To create the q1_sales view used in the examples, issue the following query with the CREATE VIEW command.

Note: You must use column numbers when querying CSV files. Also, CAST the columns to a specific data type to avoid incorrect implicit casting by Drill. This can affect the accuracy of window function results.

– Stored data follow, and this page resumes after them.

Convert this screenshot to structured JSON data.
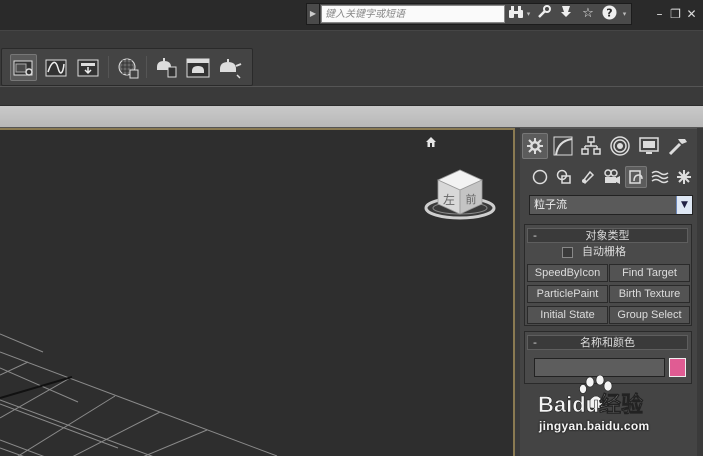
{
  "titlebar": {
    "search_placeholder": "键入关键字或短语",
    "search_arrow": "▶",
    "icons": [
      "binoculars-icon",
      "wrench-icon",
      "pin-icon",
      "star-icon",
      "help-icon"
    ],
    "window_controls": [
      "minimize",
      "restore",
      "close"
    ]
  },
  "toolbar": {
    "buttons": [
      "open-explorer",
      "curve-editor",
      "schematic-view",
      "material-editor",
      "render-setup",
      "rendered-frame-window",
      "render-production"
    ]
  },
  "command_panel": {
    "tabs": [
      "create",
      "modify",
      "hierarchy",
      "motion",
      "display",
      "utilities"
    ],
    "active_tab": "create",
    "subcategories": [
      "geometry",
      "shapes",
      "lights",
      "cameras",
      "helpers",
      "space-warps",
      "systems"
    ],
    "active_subcategory": "helpers",
    "category_selected": "粒子流",
    "object_type": {
      "title": "对象类型",
      "collapse_symbol": "-",
      "autogrid_label": "自动栅格",
      "autogrid_checked": false,
      "buttons": [
        "SpeedByIcon",
        "Find Target",
        "ParticlePaint",
        "Birth Texture",
        "Initial State",
        "Group Select"
      ]
    },
    "name_color": {
      "title": "名称和颜色",
      "collapse_symbol": "-",
      "name_value": "",
      "color": "#e05c93"
    }
  },
  "viewport": {
    "viewcube_front_label": "前",
    "viewcube_left_label": "左",
    "border_color": "#8a7a52"
  },
  "watermark": {
    "brand_text": "Baidu经验",
    "url": "jingyan.baidu.com"
  }
}
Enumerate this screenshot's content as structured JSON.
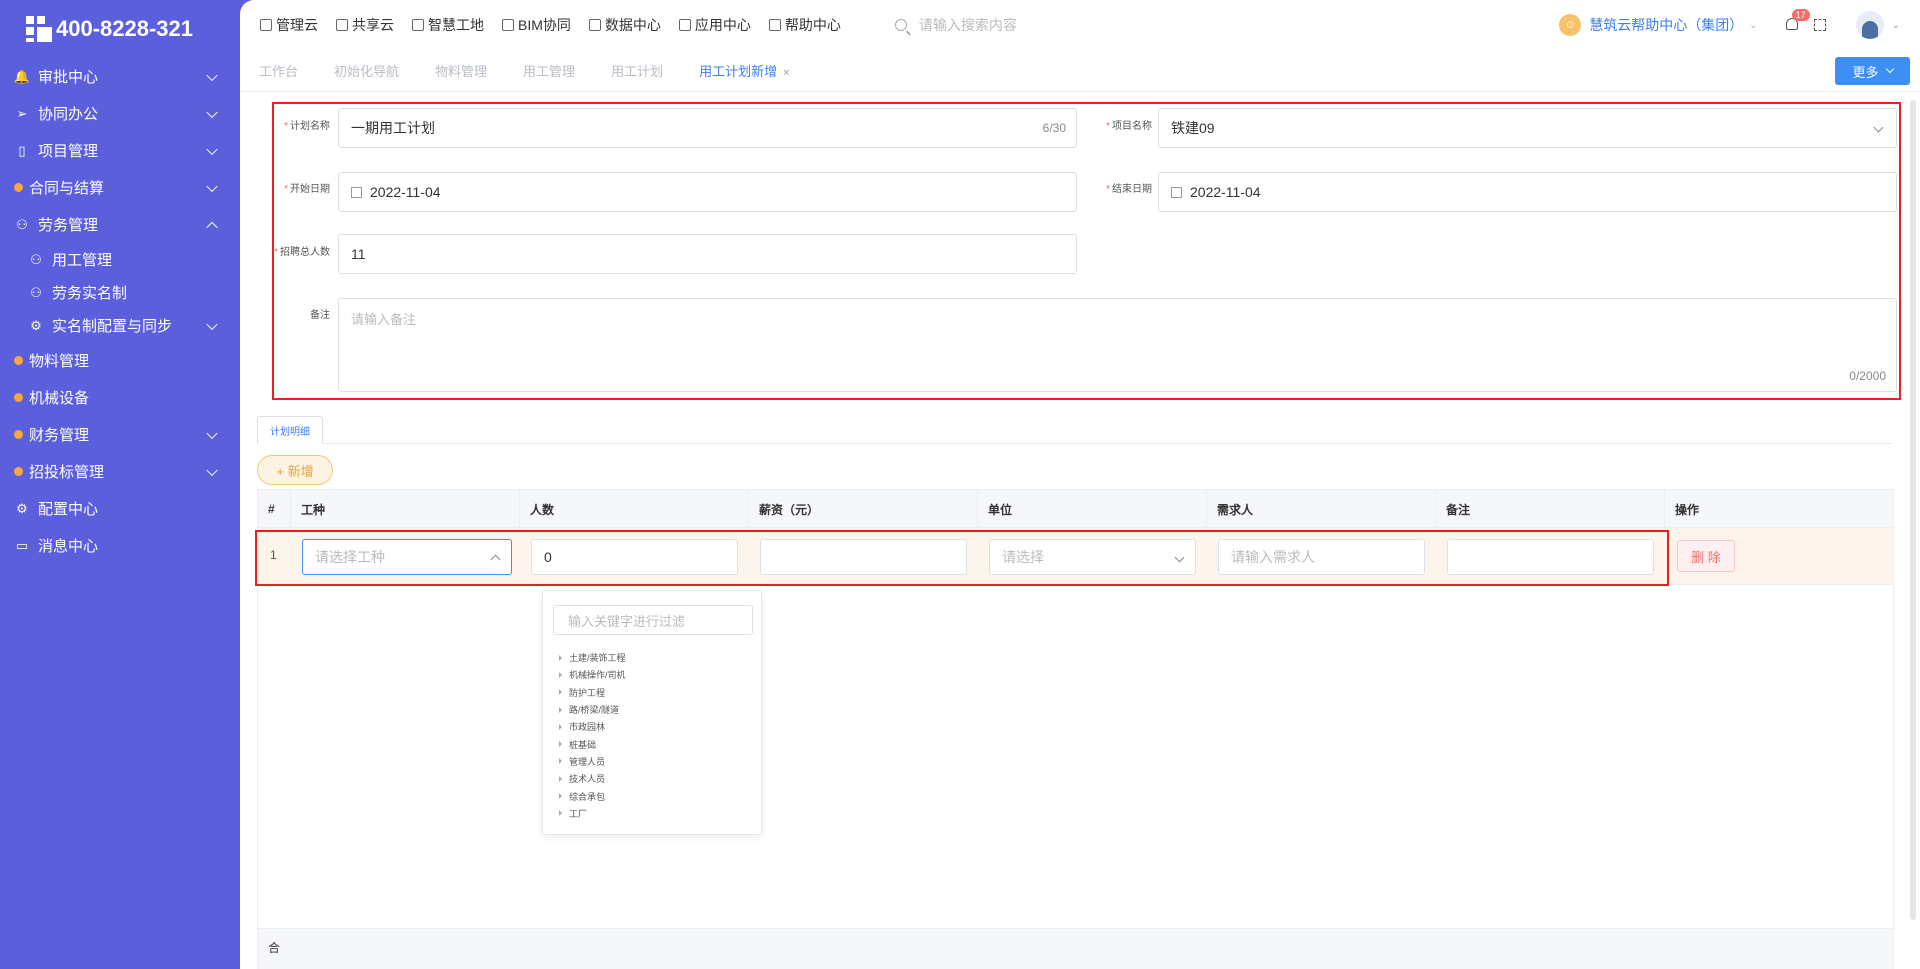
{
  "brand": {
    "phone": "400-8228-321"
  },
  "sidebar": {
    "items": [
      {
        "label": "审批中心",
        "icon": "bell-icon",
        "chevron": "down"
      },
      {
        "label": "协同办公",
        "icon": "send-icon",
        "chevron": "down"
      },
      {
        "label": "项目管理",
        "icon": "book-icon",
        "chevron": "down"
      },
      {
        "label": "合同与结算",
        "icon": "dot-icon",
        "chevron": "down"
      },
      {
        "label": "劳务管理",
        "icon": "user-icon",
        "chevron": "up"
      },
      {
        "label": "用工管理",
        "icon": "user-icon",
        "sub": true
      },
      {
        "label": "劳务实名制",
        "icon": "user-icon",
        "sub": true
      },
      {
        "label": "实名制配置与同步",
        "icon": "gear-icon",
        "sub": true,
        "chevron": "down"
      },
      {
        "label": "物料管理",
        "icon": "dot-icon"
      },
      {
        "label": "机械设备",
        "icon": "dot-icon"
      },
      {
        "label": "财务管理",
        "icon": "dot-icon",
        "chevron": "down"
      },
      {
        "label": "招投标管理",
        "icon": "dot-icon",
        "chevron": "down"
      },
      {
        "label": "配置中心",
        "icon": "gear-icon"
      },
      {
        "label": "消息中心",
        "icon": "message-icon"
      }
    ]
  },
  "topnav": {
    "links": [
      "管理云",
      "共享云",
      "智慧工地",
      "BIM协同",
      "数据中心",
      "应用中心",
      "帮助中心"
    ],
    "search_placeholder": "请输入搜索内容",
    "help_center": "慧筑云帮助中心（集团）",
    "notification_count": "17"
  },
  "tabs": {
    "items": [
      "工作台",
      "初始化导航",
      "物料管理",
      "用工管理",
      "用工计划",
      "用工计划新增"
    ],
    "close": "×",
    "more_label": "更多"
  },
  "form": {
    "plan_name_label": "计划名称",
    "plan_name_value": "一期用工计划",
    "plan_name_count": "6/30",
    "project_label": "项目名称",
    "project_value": "铁建09",
    "start_label": "开始日期",
    "start_value": "2022-11-04",
    "end_label": "结束日期",
    "end_value": "2022-11-04",
    "total_label": "招聘总人数",
    "total_value": "11",
    "remark_label": "备注",
    "remark_placeholder": "请输入备注",
    "remark_count": "0/2000",
    "required_mark": "*"
  },
  "detail": {
    "tab_label": "计划明细",
    "add_label": "+ 新增",
    "columns": [
      "#",
      "工种",
      "人数",
      "薪资（元）",
      "单位",
      "需求人",
      "备注",
      "操作"
    ],
    "row": {
      "index": "1",
      "job_placeholder": "请选择工种",
      "count_value": "0",
      "unit_placeholder": "请选择",
      "requester_placeholder": "请输入需求人",
      "delete_label": "删 除"
    },
    "footer_label": "合"
  },
  "dropdown": {
    "filter_placeholder": "输入关键字进行过滤",
    "items": [
      "土建/装饰工程",
      "机械操作/司机",
      "防护工程",
      "路/桥梁/隧道",
      "市政园林",
      "桩基础",
      "管理人员",
      "技术人员",
      "综合承包",
      "工厂"
    ]
  }
}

In Drill, the column array starts with 0 as the first column.

   0: jdbc:drill:zk=local> create view q1_sales as select cast(columns[0] as varchar(30)) as emp_name, cast(columns[1] as varchar(30)) as emp_mgr, cast(columns[2] as int) as dealer_id, cast(columns[3] as int) as sales from `q1_sales.csv`;
   +-------+-----------------------------------------------------------+
   |  ok   |                          summary                        |
   +-------+-----------------------------------------------------------+
   | true  | View 'q1_sales' created successfully in 'dfs.emp' schema  |
   +-------+-----------------------------------------------------------+
   1 row selected (0.134 seconds)  

Query the view to verify that all of the data appears correctly:

   select * from q1_sales; 
   +-----------------+-----------------+------------+--------+
   |    emp_name     |     emp_mgr     | dealer_id  | sales  |
   +-----------------+-----------------+------------+--------+
   | Beverly Lang    | Mike Palomino   | 2          | 16233  |
   | Kameko French   | Mike Palomino   | 2          | 16233  |
   | Ursa George     | Rich Hernandez  | 3          | 15427  |
   | Ferris Brown    | Dan Brodi       | 1          | 19745  |
   | Noel Meyer      | Kari Phelps     | 1          | 19745  |
   | Abel Kim        | Rich Hernandez  | 3          | 12369  |
   | Raphael Hull    | Kari Phelps     | 1          | 8227   |
   | Jack Salazar    | Kari Phelps     | 1          | 9710   |
   | May Stout       | Rich Hernandez  | 3          | 9308   |
   | Haviva Montoya  | Mike Palomino   | 2          | 9308   |
   +-----------------+-----------------+------------+--------+
   10 rows selected (0.112 seconds)  

Now, you can run the window function example queries on your machine.